Riley handed me his half-finished beer, confusing me. But before I could ask why, he looked me in the eye and said, “Jess, I’ve got no business judging anyone. But I can offer you some advice if you don’t mind.”

“Sure.” Though my palms started to sweat anticipating what he might say.

“Never ask someone to tell you who you are. You tell them.”

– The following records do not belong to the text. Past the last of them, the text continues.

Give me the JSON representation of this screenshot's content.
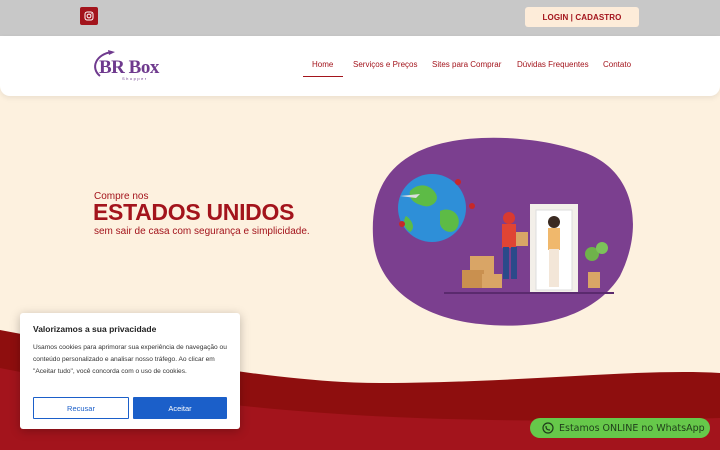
{
  "topbar": {
    "instagram_icon": "instagram-icon",
    "login_label": "LOGIN | CADASTRO"
  },
  "header": {
    "logo": {
      "text": "BR Box",
      "sub": "Shopper"
    },
    "nav": [
      {
        "label": "Home",
        "active": true
      },
      {
        "label": "Serviços e Preços",
        "active": false
      },
      {
        "label": "Sites para Comprar",
        "active": false
      },
      {
        "label": "Dúvidas Frequentes",
        "active": false
      },
      {
        "label": "Contato",
        "active": false
      }
    ]
  },
  "hero": {
    "small": "Compre nos",
    "big": "ESTADOS UNIDOS",
    "sub": "sem sair de casa com segurança e simplicidade."
  },
  "cookie": {
    "title": "Valorizamos a sua privacidade",
    "text": "Usamos cookies para aprimorar sua experiência de navegação ou conteúdo personalizado e analisar nosso tráfego. Ao clicar em \"Aceitar tudo\", você concorda com o uso de cookies.",
    "reject_label": "Recusar",
    "accept_label": "Aceitar"
  },
  "whatsapp": {
    "label": "Estamos ONLINE no WhatsApp",
    "icon": "whatsapp-icon"
  },
  "colors": {
    "brand_red": "#a3141c",
    "brand_purple": "#7b3f8f",
    "background": "#fdf1df",
    "cookie_blue": "#1b5fc9",
    "whatsapp_green": "#66c84a"
  }
}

The irony was, I had thought I was doing that when I’d come to college, but I realized Riley was right. My message of who I was wasn’t clear to anyone, not even to me. A hot taste of dissatisfaction filled my mouth. “Yeah, I get that. But it’s not so easy with my dad.”

“I’m sure it’s not. But you’re on your own now, right?”

I nodded and took a sip of the beer. “I’m drinking this.”

“That’s why I gave it to you. And if you want to offer me advice right back, here’s your chance. I opened the door.”

He leaned on the kitchen counter, crossing his ankles and his arms, a sly smile on his face. I wondered what he thought I would say. He certainly looked like he thought I was predictable. It was hard to study him, because I didn’t understand my reaction to him. Annoyance was still there, simmering under the surface, wanting to smack his arrogance off his face, but there were more complex feelings there now as well. An odd sort of kinship, attraction, definitely, and maybe something that if the thought didn’t make me want to throw up a little, tender.

It was that last one that prompted me to say, “Yes. I do have some advice. Use sunscreen on your face tomorrow. You don’t want to end up losing half your nose at forty from melanoma.”

First his eyes widened in surprise, then he laughed, even as his finger came up to stroke over the red skin on his nose. “I didn’t see that one coming. Thanks, Mom. I’m going to go take a shower.” On his way out of the kitchen, he casually tapped the paint sample on the far left. “I like this one the best.”

That simple gesture made me feel a little gooey inside. So after he went to bed, I put my odor-free sunscreen bottle on the counter in the bathroom with a note that said Safety First <3.